Joy to the World!, from Art in the Christian Tradition, a project of the Vanderbilt Divinity Library, Nashville, TN. https://diglib.library.vanderbilt.edu/act-imagelink.pl?RC=56347 [retrieved December 13, 2025]. Original source: https://www.flickr.com/photos/babasteve/31844535845/.
It is a privilege to write today and to wish you all a joyful Christmas.
A fortnight ago tomorrow I enjoyed a performance of Handel’s Messiah at The Royal Festival Hall. Just being there brought back memories of performances I have attended in London over the years, initially with my grandparents. Now I am one of those and it is as though time has stood still in one dimension while racing on in another dimension.
I listened afresh to the words of the libretto that I know so well that I can mouth them all as the singers tell the story. What follows grew in my mind as I wondered what to write today. By the time I had walked back across Hungerford Bridge to the Embankment station the outline was there.
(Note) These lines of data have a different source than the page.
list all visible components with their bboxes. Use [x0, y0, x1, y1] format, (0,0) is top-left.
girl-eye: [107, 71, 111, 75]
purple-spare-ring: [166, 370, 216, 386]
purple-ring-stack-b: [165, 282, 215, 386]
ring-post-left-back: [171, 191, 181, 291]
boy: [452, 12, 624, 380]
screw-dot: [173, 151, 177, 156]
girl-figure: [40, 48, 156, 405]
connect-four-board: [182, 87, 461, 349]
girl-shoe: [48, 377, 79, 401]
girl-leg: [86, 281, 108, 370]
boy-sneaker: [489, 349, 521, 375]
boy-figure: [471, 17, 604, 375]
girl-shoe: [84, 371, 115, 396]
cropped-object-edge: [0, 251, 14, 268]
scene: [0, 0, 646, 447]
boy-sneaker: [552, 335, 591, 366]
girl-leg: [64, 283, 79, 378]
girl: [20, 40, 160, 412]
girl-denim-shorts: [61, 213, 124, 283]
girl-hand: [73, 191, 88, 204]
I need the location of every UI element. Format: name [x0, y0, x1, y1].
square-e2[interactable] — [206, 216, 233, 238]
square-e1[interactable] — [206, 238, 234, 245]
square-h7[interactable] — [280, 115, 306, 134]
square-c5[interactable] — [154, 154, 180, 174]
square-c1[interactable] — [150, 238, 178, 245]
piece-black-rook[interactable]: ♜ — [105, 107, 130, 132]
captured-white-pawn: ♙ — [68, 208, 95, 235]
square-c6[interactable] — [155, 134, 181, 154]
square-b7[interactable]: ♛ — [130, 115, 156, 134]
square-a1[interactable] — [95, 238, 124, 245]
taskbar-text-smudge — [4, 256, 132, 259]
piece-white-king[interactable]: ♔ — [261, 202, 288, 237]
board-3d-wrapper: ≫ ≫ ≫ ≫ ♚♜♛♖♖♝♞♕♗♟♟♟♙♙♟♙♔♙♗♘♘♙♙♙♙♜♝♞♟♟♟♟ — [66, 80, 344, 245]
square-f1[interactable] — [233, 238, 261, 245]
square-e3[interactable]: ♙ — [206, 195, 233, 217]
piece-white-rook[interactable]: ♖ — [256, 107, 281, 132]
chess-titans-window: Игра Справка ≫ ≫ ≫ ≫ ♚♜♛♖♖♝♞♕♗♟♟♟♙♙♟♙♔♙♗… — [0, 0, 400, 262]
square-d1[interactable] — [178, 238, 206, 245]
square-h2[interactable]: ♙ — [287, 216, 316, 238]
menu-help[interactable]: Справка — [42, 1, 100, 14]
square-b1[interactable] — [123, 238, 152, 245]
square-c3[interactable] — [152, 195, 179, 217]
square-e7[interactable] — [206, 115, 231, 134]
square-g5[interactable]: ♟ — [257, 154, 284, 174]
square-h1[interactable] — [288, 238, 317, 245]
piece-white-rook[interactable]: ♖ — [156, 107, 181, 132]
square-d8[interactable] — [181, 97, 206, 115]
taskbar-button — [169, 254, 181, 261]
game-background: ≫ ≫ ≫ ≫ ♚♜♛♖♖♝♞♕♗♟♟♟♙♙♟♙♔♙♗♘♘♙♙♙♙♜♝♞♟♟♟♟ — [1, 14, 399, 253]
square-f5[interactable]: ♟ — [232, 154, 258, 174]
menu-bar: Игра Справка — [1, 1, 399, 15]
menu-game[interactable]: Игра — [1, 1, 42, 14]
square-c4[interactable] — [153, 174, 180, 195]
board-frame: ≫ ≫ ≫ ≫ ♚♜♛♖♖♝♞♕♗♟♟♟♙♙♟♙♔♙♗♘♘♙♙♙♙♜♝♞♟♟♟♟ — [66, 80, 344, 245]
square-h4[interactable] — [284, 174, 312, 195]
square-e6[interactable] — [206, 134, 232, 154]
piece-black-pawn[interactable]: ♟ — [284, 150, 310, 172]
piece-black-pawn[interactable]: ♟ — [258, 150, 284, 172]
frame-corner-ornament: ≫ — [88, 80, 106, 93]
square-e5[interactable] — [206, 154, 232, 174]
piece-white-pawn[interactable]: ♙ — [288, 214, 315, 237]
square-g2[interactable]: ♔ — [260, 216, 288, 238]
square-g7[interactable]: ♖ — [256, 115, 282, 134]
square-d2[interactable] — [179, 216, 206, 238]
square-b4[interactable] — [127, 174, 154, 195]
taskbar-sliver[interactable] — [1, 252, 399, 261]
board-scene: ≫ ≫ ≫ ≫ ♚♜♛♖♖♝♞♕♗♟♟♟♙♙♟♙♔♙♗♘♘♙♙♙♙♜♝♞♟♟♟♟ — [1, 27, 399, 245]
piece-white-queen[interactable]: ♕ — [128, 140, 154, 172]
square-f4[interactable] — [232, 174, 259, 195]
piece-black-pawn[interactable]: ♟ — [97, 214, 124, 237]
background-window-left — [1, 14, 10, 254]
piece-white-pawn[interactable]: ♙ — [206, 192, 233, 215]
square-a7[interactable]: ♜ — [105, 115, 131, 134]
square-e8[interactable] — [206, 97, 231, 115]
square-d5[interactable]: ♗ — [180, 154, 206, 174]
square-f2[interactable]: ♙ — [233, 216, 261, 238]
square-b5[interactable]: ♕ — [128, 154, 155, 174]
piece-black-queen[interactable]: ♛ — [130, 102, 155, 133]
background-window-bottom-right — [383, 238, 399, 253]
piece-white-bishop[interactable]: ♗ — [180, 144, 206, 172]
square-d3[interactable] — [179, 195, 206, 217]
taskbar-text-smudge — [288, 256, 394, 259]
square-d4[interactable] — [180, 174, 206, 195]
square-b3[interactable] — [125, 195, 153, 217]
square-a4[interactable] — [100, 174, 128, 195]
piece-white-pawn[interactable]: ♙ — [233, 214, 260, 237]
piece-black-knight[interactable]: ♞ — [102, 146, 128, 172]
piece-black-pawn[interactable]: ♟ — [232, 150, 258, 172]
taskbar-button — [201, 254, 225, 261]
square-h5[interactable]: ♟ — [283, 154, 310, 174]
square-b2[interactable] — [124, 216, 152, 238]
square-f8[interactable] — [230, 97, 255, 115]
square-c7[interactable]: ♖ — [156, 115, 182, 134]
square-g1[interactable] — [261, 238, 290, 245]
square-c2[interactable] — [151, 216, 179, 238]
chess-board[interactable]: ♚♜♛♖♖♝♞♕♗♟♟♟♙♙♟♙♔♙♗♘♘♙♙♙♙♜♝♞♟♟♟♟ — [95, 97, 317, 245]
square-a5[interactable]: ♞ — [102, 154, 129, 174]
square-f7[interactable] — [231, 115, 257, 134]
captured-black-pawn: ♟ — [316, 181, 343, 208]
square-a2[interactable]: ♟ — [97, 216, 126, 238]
‘Why do the nations rage so furiously together’ is apposite as the conflict in Ukraine runs on. But as for over dominant, ‘He will break them in pieces, like a potter’s vessel’ before finally it is acknowledged that, ‘Hallelujah! for the Lord God omnipotent reigneth.’
Today we celebrate the moment when prophesy became reality, ‘For unto us a child is born.’ Not an ordinary child but the one whose life would build towards the triumph that enables us to have faith that the cruel, overreaching dominance of a disproportionate few will eventually be resolved. He is not only the baby whose birth stops the hustle of the world today, but the one called ‘wonderful counsellor, mighty God, everlasting Father, prince of peace.’ The one of whom later we will repeat, ‘worthy is the lamb that was slain,’ and from which grows our faith that responds, ‘I know that my redeemer liveth.’
A Prayer
On this Christmas Day, we thank you Lord for coming among us, and we pray for your peace in the hearts of all who may be troubled. The world needed a messiah and you became The Messiah, long foretold and yet ever new. May we know again your saving love and the sure purpose you have for the peace of the world you came to save.
‘Blessing, and honour, and glory, and power be unto him for ever and ever. Amen.’